L’Employee Advocacy en 2026 : levier de croissance stratégique ou usine à contenus robotisés ? Le rapport de référence de DSMN8 vient de paraître. Il passe au crible les données de 187 programmes internationaux. Voici les 10 enseignements clés que j’en tire pour transformer vos collaborateurs en ambassadeurs, sans y perdre votre âme (ni votre audience).

Le rapport « Employee Advocacy Benchmark 2026 » de la plateforme britannique DSMN8 vient de paraître.

Pour l’interpréter avec justesse, en 10 « enseignements », gardons en tête son périmètre :

Géographie : Le prisme de cette étude est très américain (39% US contre 12% UK et 6% Allemagne).

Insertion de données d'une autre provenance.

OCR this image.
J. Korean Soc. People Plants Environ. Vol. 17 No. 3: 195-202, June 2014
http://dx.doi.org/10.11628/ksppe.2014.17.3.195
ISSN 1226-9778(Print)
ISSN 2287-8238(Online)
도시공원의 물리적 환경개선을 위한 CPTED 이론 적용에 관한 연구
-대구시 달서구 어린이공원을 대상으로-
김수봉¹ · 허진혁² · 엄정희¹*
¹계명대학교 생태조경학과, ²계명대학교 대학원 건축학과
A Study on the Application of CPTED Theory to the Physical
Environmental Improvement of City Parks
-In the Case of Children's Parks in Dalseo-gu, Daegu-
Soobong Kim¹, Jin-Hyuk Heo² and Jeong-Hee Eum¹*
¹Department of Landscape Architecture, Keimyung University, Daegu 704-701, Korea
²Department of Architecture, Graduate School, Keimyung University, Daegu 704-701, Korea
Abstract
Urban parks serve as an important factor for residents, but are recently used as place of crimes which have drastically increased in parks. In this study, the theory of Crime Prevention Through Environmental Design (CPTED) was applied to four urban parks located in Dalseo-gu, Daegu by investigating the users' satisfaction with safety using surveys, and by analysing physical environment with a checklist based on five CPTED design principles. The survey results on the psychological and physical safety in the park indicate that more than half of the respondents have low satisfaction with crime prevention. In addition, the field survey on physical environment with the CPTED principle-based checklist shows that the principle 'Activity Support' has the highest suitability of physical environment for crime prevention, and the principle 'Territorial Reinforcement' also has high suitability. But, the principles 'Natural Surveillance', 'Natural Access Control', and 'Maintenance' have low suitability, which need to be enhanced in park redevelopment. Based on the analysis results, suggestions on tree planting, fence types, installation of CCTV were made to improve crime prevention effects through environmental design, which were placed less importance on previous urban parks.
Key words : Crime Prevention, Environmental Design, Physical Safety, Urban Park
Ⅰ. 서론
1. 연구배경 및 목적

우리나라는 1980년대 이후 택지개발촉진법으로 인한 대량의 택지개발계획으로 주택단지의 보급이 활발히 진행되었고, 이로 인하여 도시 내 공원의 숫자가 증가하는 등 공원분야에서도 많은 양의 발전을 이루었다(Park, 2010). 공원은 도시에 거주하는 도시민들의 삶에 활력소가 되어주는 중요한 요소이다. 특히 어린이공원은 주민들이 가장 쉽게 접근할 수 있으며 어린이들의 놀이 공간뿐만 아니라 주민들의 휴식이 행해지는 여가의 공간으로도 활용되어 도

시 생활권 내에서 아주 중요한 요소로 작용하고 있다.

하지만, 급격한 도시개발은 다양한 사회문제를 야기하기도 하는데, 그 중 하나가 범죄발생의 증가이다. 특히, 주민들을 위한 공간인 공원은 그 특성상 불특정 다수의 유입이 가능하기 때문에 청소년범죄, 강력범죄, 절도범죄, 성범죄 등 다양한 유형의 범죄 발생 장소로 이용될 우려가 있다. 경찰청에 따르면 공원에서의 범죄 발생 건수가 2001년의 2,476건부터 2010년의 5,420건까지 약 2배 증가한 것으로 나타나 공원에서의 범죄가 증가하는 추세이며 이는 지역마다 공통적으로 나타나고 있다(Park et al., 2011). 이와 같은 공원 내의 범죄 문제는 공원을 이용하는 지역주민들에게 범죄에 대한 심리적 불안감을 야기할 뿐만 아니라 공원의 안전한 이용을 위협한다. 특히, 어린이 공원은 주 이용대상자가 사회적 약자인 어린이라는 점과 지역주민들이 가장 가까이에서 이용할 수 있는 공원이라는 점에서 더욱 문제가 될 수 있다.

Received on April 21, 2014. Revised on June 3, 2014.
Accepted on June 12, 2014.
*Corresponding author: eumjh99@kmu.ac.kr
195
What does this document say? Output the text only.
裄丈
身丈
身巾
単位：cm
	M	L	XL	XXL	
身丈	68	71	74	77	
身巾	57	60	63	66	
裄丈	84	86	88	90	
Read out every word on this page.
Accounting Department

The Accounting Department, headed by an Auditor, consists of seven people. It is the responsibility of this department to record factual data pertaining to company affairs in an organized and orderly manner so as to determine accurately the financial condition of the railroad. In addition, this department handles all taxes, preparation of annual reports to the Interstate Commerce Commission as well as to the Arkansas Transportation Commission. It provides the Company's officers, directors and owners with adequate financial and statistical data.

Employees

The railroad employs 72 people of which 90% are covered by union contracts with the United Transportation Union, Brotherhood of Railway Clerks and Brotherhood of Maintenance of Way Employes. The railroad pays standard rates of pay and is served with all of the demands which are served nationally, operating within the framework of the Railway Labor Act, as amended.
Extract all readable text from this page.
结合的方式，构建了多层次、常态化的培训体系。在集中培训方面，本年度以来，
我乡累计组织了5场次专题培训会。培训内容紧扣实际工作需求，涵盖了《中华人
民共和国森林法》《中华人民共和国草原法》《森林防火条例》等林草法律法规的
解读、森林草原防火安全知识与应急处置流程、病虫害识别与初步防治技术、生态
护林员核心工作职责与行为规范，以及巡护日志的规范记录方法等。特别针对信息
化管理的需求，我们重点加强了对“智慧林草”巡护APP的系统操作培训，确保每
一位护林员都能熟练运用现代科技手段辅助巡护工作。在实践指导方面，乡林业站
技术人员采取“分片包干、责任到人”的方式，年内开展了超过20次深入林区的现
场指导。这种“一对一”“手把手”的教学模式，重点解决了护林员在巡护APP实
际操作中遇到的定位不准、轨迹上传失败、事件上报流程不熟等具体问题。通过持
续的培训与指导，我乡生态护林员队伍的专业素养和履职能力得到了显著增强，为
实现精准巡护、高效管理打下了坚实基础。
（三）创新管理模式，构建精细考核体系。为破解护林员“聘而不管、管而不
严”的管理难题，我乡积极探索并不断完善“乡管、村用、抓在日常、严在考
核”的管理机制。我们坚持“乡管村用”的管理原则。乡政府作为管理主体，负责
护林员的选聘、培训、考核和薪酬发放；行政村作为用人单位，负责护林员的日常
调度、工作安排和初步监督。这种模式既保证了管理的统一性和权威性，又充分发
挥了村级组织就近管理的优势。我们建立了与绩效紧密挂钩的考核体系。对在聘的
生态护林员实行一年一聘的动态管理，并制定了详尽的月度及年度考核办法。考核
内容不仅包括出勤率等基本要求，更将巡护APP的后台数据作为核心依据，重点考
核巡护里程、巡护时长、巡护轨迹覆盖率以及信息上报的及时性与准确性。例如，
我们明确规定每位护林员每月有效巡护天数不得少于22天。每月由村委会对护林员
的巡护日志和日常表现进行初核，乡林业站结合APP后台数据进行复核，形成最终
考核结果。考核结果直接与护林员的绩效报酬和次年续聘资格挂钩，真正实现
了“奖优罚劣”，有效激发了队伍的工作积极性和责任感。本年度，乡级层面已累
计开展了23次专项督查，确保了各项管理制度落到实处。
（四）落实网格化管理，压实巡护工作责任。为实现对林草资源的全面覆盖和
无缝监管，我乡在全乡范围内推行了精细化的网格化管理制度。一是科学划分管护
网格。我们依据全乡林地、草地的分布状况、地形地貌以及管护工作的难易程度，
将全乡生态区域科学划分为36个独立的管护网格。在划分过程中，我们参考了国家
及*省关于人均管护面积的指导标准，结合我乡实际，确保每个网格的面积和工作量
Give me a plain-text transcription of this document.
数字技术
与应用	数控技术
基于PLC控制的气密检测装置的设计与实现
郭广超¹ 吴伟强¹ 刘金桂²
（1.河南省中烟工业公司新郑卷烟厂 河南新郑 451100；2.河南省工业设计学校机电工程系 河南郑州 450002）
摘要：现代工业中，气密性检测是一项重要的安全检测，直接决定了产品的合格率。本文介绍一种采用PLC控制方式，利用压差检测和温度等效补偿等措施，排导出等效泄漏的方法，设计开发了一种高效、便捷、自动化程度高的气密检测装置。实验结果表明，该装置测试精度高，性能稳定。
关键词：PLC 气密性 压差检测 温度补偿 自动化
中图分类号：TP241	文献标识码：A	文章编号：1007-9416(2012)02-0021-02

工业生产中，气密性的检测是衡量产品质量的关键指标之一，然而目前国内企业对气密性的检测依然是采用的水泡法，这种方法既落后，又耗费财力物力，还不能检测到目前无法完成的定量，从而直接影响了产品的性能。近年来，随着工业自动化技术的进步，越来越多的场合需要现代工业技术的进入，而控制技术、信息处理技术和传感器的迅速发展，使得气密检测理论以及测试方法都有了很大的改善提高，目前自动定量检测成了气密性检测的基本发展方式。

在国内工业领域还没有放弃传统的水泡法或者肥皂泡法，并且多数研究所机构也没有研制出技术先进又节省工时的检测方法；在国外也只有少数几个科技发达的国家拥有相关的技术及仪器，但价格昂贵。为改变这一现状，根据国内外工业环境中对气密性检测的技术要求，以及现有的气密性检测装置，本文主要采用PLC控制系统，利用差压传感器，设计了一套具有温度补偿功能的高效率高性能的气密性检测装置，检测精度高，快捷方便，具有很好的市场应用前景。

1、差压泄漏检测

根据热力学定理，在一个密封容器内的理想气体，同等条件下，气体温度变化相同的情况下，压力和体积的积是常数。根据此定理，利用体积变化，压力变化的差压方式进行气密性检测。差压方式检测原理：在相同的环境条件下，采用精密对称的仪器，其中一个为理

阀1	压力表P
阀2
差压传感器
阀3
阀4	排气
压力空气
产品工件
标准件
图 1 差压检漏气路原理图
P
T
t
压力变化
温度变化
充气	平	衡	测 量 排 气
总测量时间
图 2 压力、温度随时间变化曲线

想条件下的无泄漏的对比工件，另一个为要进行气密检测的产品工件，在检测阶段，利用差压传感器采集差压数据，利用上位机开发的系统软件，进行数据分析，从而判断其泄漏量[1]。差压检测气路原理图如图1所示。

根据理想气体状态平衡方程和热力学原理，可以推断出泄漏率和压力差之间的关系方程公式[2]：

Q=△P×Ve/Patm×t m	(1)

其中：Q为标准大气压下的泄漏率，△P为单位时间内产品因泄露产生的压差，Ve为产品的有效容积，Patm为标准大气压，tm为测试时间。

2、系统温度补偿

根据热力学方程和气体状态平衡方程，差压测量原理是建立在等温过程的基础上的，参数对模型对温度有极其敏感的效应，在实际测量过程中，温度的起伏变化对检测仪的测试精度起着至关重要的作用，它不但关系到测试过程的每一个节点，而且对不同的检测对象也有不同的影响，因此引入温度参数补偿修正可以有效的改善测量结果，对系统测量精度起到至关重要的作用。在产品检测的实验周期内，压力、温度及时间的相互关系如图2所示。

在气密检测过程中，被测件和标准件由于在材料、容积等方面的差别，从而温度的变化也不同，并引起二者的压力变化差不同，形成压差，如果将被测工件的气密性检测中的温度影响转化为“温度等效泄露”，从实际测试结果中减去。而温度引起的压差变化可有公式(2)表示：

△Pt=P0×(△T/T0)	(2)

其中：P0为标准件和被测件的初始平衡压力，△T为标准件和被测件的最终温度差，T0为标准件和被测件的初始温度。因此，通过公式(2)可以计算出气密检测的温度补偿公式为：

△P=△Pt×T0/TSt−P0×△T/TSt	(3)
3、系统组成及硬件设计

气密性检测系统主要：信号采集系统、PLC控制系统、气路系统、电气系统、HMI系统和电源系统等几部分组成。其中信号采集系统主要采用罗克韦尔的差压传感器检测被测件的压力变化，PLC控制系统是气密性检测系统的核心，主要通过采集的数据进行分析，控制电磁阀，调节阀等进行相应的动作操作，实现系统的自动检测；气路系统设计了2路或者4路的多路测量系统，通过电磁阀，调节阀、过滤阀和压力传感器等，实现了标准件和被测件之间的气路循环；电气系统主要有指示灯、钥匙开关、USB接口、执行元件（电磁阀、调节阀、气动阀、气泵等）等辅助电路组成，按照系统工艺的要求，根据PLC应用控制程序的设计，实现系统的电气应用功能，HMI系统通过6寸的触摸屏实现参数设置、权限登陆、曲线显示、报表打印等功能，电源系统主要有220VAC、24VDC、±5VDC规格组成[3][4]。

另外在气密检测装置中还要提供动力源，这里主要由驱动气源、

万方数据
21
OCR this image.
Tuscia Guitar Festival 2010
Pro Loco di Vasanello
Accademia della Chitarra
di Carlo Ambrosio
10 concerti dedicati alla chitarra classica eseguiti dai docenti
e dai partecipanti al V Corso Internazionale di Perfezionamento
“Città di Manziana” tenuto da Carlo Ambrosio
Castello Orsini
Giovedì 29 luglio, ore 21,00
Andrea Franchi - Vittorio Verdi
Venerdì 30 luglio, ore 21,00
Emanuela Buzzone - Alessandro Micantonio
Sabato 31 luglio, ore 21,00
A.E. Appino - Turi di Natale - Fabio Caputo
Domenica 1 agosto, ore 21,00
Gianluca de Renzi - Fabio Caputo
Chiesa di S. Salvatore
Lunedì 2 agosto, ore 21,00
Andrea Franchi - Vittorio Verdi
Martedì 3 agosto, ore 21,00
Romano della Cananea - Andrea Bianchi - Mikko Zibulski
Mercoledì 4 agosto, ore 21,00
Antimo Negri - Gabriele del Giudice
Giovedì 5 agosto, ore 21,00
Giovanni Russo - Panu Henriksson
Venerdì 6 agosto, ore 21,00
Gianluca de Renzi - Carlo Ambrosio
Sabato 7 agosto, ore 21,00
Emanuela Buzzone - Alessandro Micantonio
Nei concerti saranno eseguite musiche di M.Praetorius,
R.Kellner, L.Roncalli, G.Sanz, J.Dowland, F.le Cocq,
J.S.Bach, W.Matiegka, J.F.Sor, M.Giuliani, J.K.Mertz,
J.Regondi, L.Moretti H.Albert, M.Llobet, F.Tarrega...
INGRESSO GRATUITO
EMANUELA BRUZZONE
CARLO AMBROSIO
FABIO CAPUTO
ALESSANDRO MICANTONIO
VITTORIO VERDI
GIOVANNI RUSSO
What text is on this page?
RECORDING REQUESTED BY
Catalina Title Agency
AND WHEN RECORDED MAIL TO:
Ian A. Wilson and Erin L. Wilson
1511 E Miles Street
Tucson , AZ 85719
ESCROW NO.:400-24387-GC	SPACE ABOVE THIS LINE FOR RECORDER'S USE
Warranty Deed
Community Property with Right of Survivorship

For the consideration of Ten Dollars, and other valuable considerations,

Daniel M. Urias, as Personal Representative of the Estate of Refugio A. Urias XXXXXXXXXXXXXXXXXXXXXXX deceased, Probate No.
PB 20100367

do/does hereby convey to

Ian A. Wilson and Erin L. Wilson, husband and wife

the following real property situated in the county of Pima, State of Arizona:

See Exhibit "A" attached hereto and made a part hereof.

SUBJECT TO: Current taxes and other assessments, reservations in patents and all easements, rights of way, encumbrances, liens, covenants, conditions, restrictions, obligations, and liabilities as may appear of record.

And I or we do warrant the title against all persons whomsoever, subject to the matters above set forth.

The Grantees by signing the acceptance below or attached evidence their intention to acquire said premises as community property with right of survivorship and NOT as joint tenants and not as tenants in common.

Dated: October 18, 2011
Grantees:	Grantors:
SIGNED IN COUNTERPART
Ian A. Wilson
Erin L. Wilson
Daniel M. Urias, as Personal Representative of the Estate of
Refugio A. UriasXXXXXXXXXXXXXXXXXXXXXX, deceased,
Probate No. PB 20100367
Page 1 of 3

Échantillon : Limité à 187 répondants, essentiellement des managers et managers seniors issus de grandes entreprises de plus de 10.000 salariés.

Secteurs : Dominé par la technologie (26%) et les services professionnels (10%).

Timing : La récolte s’est déroulée entre le 9 juillet 2025 et le 8 janvier 2026, une période qui correspond par ailleurs aux premiers mois de 360 Brew, le nouvel algorithme dopé à l’IA déployé de LinkedIn.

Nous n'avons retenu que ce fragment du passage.